Die russische Invasion in der Ukraine hatte Ramms  - wie viele andere Beobachter auch - nicht kommen sehen. So hatte er sich noch eine Woche vorher festgelegt, Putin werde keinen Angriff starten. Seine Meinung änderte der Ex-General erst wenige Tage vor Kriegsausbruch. „Mit dem Angriff und mit der Art des Angriffs hatte ich nicht gerechnet“,Kostenpflichtiger Inhalt sagte er kürzlich unserer Redaktion.

Ramms wuchs in Wesel auf und machte dort auch sein Abitur. Heute lebt er in Meckenheim.

Hans-Lothar Domröse

Auch Domröse ist General im Ruhestand, und ebenso wie Egon Ramms war auch er zuletzt Oberbefehlshaber des JFC Brunssum (bis März 2016). Der gebürtige Hannoveraner studierte in Hamburg und trat 1973 in die Bundeswehr ein, wo er diverse Stationen durchlief. So war Domröse im Rahmen des deutschen KFOR-Kontingents im Kosovo-Einsatz, außerdem koordinierte er 2002 den Katastrophenschutzeinsatz während des Elbhochwassers. 2008 war Domröse Chef des Stabes der ISAF-Mission in Afghanistan.

Als Ukraine-Erklärer fällt Domröse in Talkshows und Interviews mit besonders pointierten Formulierungen auf. „Putin ist für die Bundeswehr der Arbeitgeber des Monats“, sagte er vergangene Woche bei „Hart aber fair“, in Anspielung auf das 100-Milliarden-Euro-Paket, das nun in die deutsche Landesverteidigung investiert werden soll.

Hans-Lothar Domröse (hier bei einem Vortrag in Heinsberg im Jahr 2014).

Hans-Lothar Domröse (hier bei einem Vortrag in Heinsberg im Jahr 2014).

Foto: Laaser, Jürgen (jl)

Und über den Zustand der russischen Streitkräfte in der Ukraine ätzte Domröse in einem Interview mit dem Redaktionsnetzwerk Deutschland (RND): „Was sie dort zeigen, ist 1918. Es ist ein Jammer, dass die Ukraine nun auch nichts entgegenzusetzen hat. Die Russen boxen bislang deutlich unter Gewicht.“

Erich Vad

Erich Vad war als General militärpolitischer Berater der damaligen Bundeskanzlerin Angela Merkel. In dieser Funktion arbeitete er dem außenpolitischen Merkel-Berater Christoph Heusgen zu, inzwischen Chef der Münchner Sicherheitskonferenz.
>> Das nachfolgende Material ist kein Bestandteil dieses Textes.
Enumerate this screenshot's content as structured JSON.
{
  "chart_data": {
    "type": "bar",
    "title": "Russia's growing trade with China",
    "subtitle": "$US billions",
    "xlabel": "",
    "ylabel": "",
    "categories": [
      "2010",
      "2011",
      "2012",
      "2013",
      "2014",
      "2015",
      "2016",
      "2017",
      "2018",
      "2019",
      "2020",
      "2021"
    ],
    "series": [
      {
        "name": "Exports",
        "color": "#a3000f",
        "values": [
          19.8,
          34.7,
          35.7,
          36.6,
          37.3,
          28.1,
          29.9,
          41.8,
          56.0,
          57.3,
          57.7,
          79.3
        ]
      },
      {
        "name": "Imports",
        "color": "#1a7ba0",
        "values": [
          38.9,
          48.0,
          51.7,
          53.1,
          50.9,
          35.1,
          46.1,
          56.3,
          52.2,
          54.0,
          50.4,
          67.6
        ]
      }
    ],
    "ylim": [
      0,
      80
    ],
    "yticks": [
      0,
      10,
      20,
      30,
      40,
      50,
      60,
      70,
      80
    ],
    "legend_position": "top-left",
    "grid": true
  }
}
Vads Zeit im Kanzleramt endete im Jahr 2013, seither arbeitet er als Unternehmensberater und tritt als Redner und Interviewpartner auf. Auch vor bunteren Jobs schreckt Vad nicht zurück: So war er zuletzt als Prominentenjäger im Reality-TV-Format „Celebrity Hunted“ auf Amazon Prime zu sehen. Zehn Stars (darunter, bittere Ironie, auch Wladimir Klitschko) haben in der Serie die Aufgabe, zehn Tage lang unterzutauchen. Vads Team soll sie daran mit seinen Ermittlungen hindern.

Erich Vad (bei einem Fototermin zum Start der Amazon-Serie „Celebrity Hunted“ im November in Berlin).

Erich Vad (bei einem Fototermin zum Start der Amazon-Serie „Celebrity Hunted“ im November in Berlin).

Foto: dpa/Jörg Carstensen

Als Experte im Ukraine-Krieg war Vad unter anderem bei „Hart aber Fair“ sowie im „Mabritt Illner Ukraine-Spezial“ zu sehen.   

Harald Kujat

Der ehemalige Luftwaffengeneral war von 2000 bis 2002 Generalinspekteur der Bundeswehr (und somit deren ranghöchster Soldat) und im Anschluss Vorsitzender des Nato-Militärausschusses.

Nachdem er Mitte 2005 mit Großem Zapfenstreich in den Ruhestand verabschiedet wurde, war Kujat zwischenzeitlich Aufsichtsratschef beim deutschen Rüstungsunternehmen Heckler & Koch. Vor allem aber ist er regelmäßiger Gast in Talkshows. In der Vergangenheit äußerte sich der heute 80-Jährige vielfach kritisch über den Westen und eher verständnisvoll über Russlands Präsident Putin, womit er viel Kritik auf sich zog. 2016 verpasste ihm Ex-US-Botschafter John Kornblum deshalb den Spitznamen „Sowjet-General“ (Kujat hatte in einer „Anne Will“-Talkrunde dem Westen und vor allem den USA die Schuld an der Eskalation im syrischen Bürgerkrieg gegeben).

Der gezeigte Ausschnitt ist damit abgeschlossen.